Fast running out of options the producers and director John McTiernan offered the role to Willis for a then record-breaking $5 million. Happenstance allowed Willis to be offered the role after ten other actors said no. Sometimes navigating the chaos involves being offered a job that no one else wanted. In saying yes to what so many actors said no to, Willis launched his wildly successful film career merely by happenstance. Happenstance also proved to be genesis of rock band Emerson, Lake and Palmer.
Guitarist and singer Greg Lake was a co-founder (with guitarist Robert Fripp) of King Crimson, the influential late ‘60s progressive rock band. After one album and one U.S. tour, King Crimson disbanded while appearing at San Francisco’s Filmore West.

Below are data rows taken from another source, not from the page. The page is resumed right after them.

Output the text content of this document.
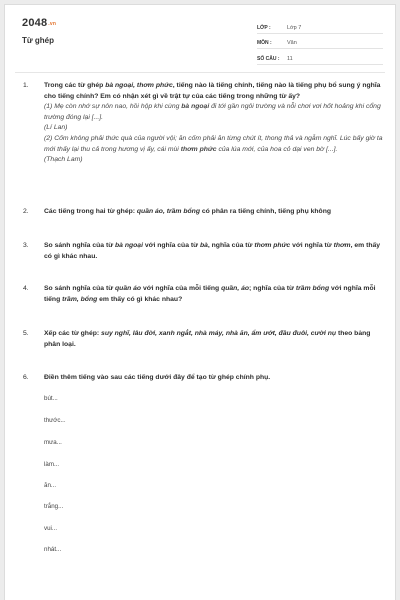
2048.vn
Từ ghép
LỚP :	Lớp 7
MÔN :	Văn
SỐ CÂU :	11
1. Trong các từ ghép bà ngoại, thơm phức, tiếng nào là tiếng chính, tiếng nào là tiếng phụ bổ sung ý nghĩa cho tiếng chính? Em có nhận xét gì về trật tự của các tiếng trong những từ ấy?
(1) Mẹ còn nhớ sự nôn nao, hồi hộp khi cùng bà ngoại đi tới gần ngôi trường và nỗi chơi vơi hốt hoảng khi cổng trường đóng lại [...].
(Lí Lan)
(2) Cốm không phải thức quà của người vội; ăn cốm phải ăn từng chút ít, thong thả và ngẫm nghĩ. Lúc bấy giờ ta mới thấy lại thu cả trong hương vị ấy, cái mùi thơm phức của lúa mới, của hoa cỏ dại ven bờ [...].
(Thạch Lam)
2. Các tiếng trong hai từ ghép: quần áo, trầm bổng có phân ra tiếng chính, tiếng phụ không
3. So sánh nghĩa của từ bà ngoại với nghĩa của từ bà, nghĩa của từ thơm phức với nghĩa từ thơm, em thấy có gì khác nhau.
4. So sánh nghĩa của từ quần áo với nghĩa của mỗi tiếng quần, áo; nghĩa của từ trầm bổng với nghĩa mỗi tiếng trầm, bổng em thấy có gì khác nhau?
5. Xếp các từ ghép: suy nghĩ, lâu đời, xanh ngắt, nhà máy, nhà ăn, ẩm ướt, đầu đuôi, cười nụ theo bảng phân loại.
6. Điền thêm tiếng vào sau các tiếng dưới đây để tạo từ ghép chính phụ.
bút...
thước...
mưa...
làm...
ăn...
trắng...
vui...
nhát...
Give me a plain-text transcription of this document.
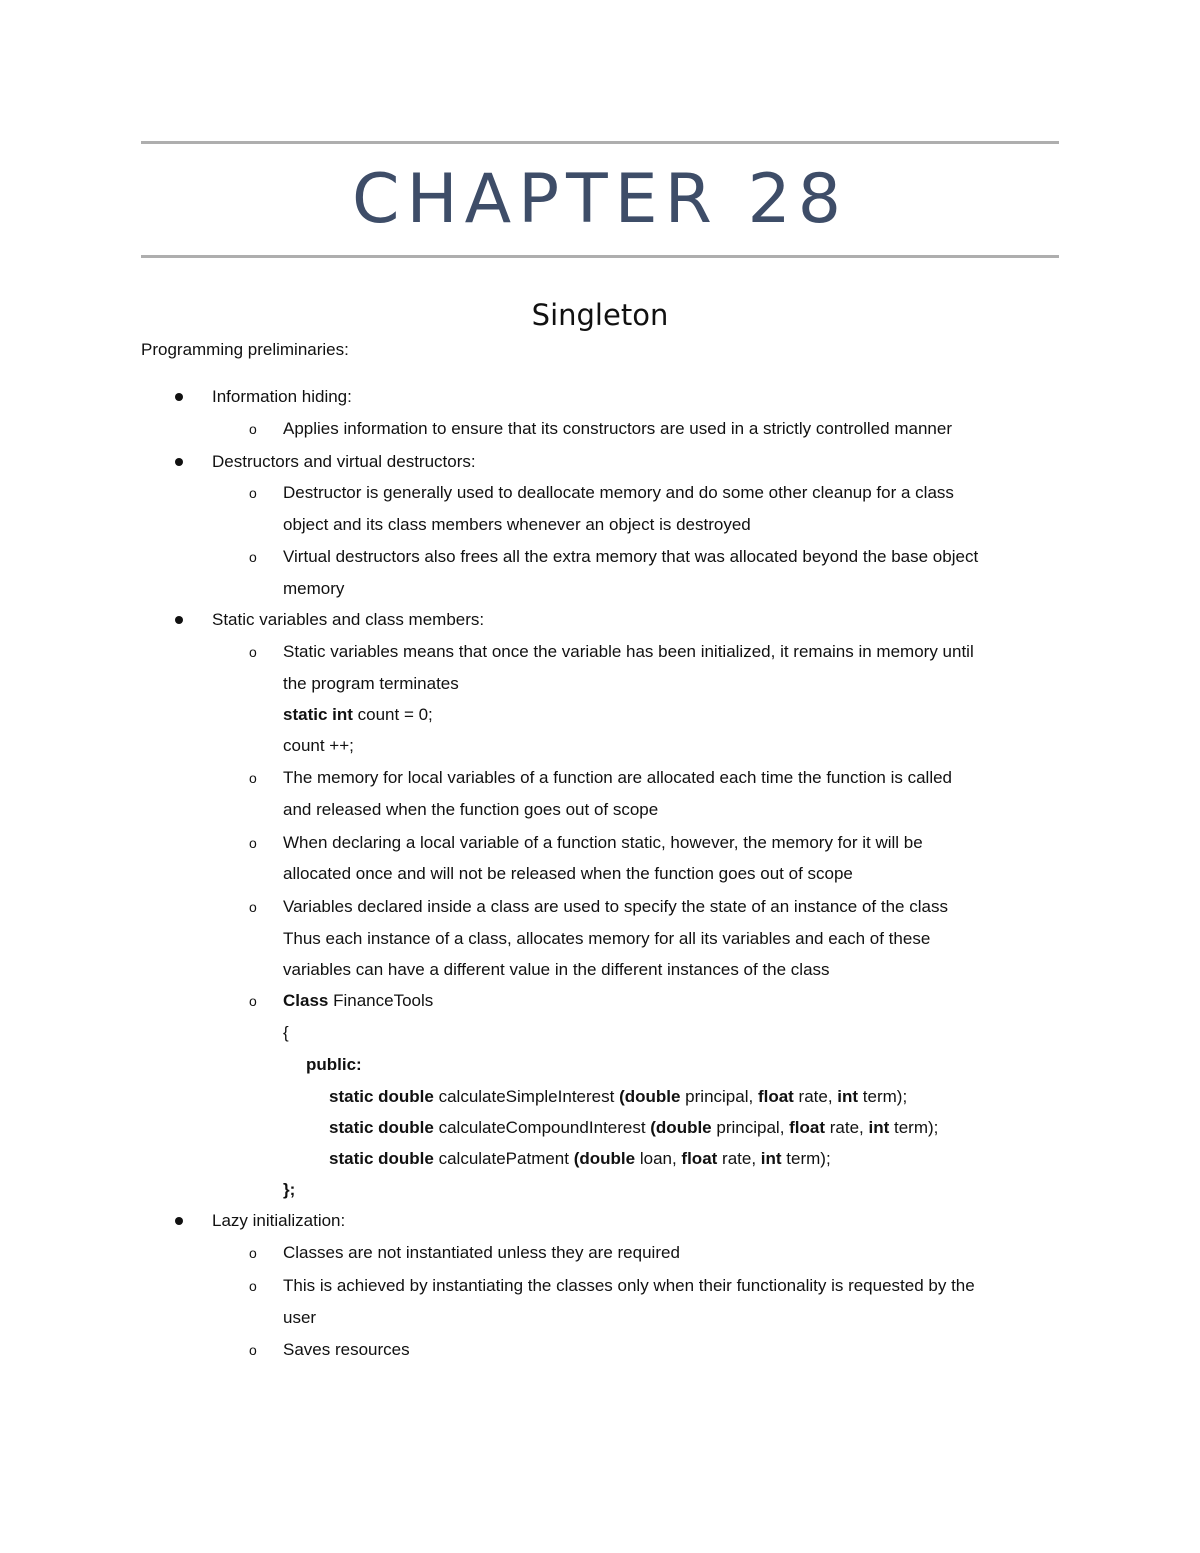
CHAPTER 28
Singleton
Programming preliminaries:
Information hiding:
o Applies information to ensure that its constructors are used in a strictly controlled manner
Destructors and virtual destructors:
o Destructor is generally used to deallocate memory and do some other cleanup for a class
object and its class members whenever an object is destroyed
o Virtual destructors also frees all the extra memory that was allocated beyond the base object
memory
Static variables and class members:
o Static variables means that once the variable has been initialized, it remains in memory until
the program terminates
static int count = 0;
count ++;
o The memory for local variables of a function are allocated each time the function is called
and released when the function goes out of scope
o When declaring a local variable of a function static, however, the memory for it will be
allocated once and will not be released when the function goes out of scope
o Variables declared inside a class are used to specify the state of an instance of the class
Thus each instance of a class, allocates memory for all its variables and each of these
variables can have a different value in the different instances of the class
o Class FinanceTools
{
public:
static double calculateSimpleInterest (double principal, float rate, int term);
static double calculateCompoundInterest (double principal, float rate, int term);
static double calculatePatment (double loan, float rate, int term);
};
Lazy initialization:
o Classes are not instantiated unless they are required
o This is achieved by instantiating the classes only when their functionality is requested by the
user
o Saves resources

On the same bill was another British progressive rock band, The Nice, with keyboardist Keith Emerson. That band was also splitting up, and so was born Emerson, Lake and Palmer, one of the genre’s most successful groups. With nine RIAA-certified gold record albums in the US, and an estimated 48 million records sold worldwide, they were one of the most popular and commercially successful progressive rock bands in the 1970s.
Lake told Rolling Stone magazine in 2013 “It’s very weird, but there you go - strange things happen sometimes. Music, and the music business, is sort of very fortuitous. It’s very circumstantial.” Amidst the break-up of two bands an entirely new one was formed. Thanks to serendipity, this new band would go on and make a substantial impact on the music industry and popular culture.
How often do you consider the role of happenstance in your life?
How often do you allow yourself to see happenstance unfold before your eyes?
Are you willing to accept happenstance might open a new door you once thought impossible or perhaps never thought of?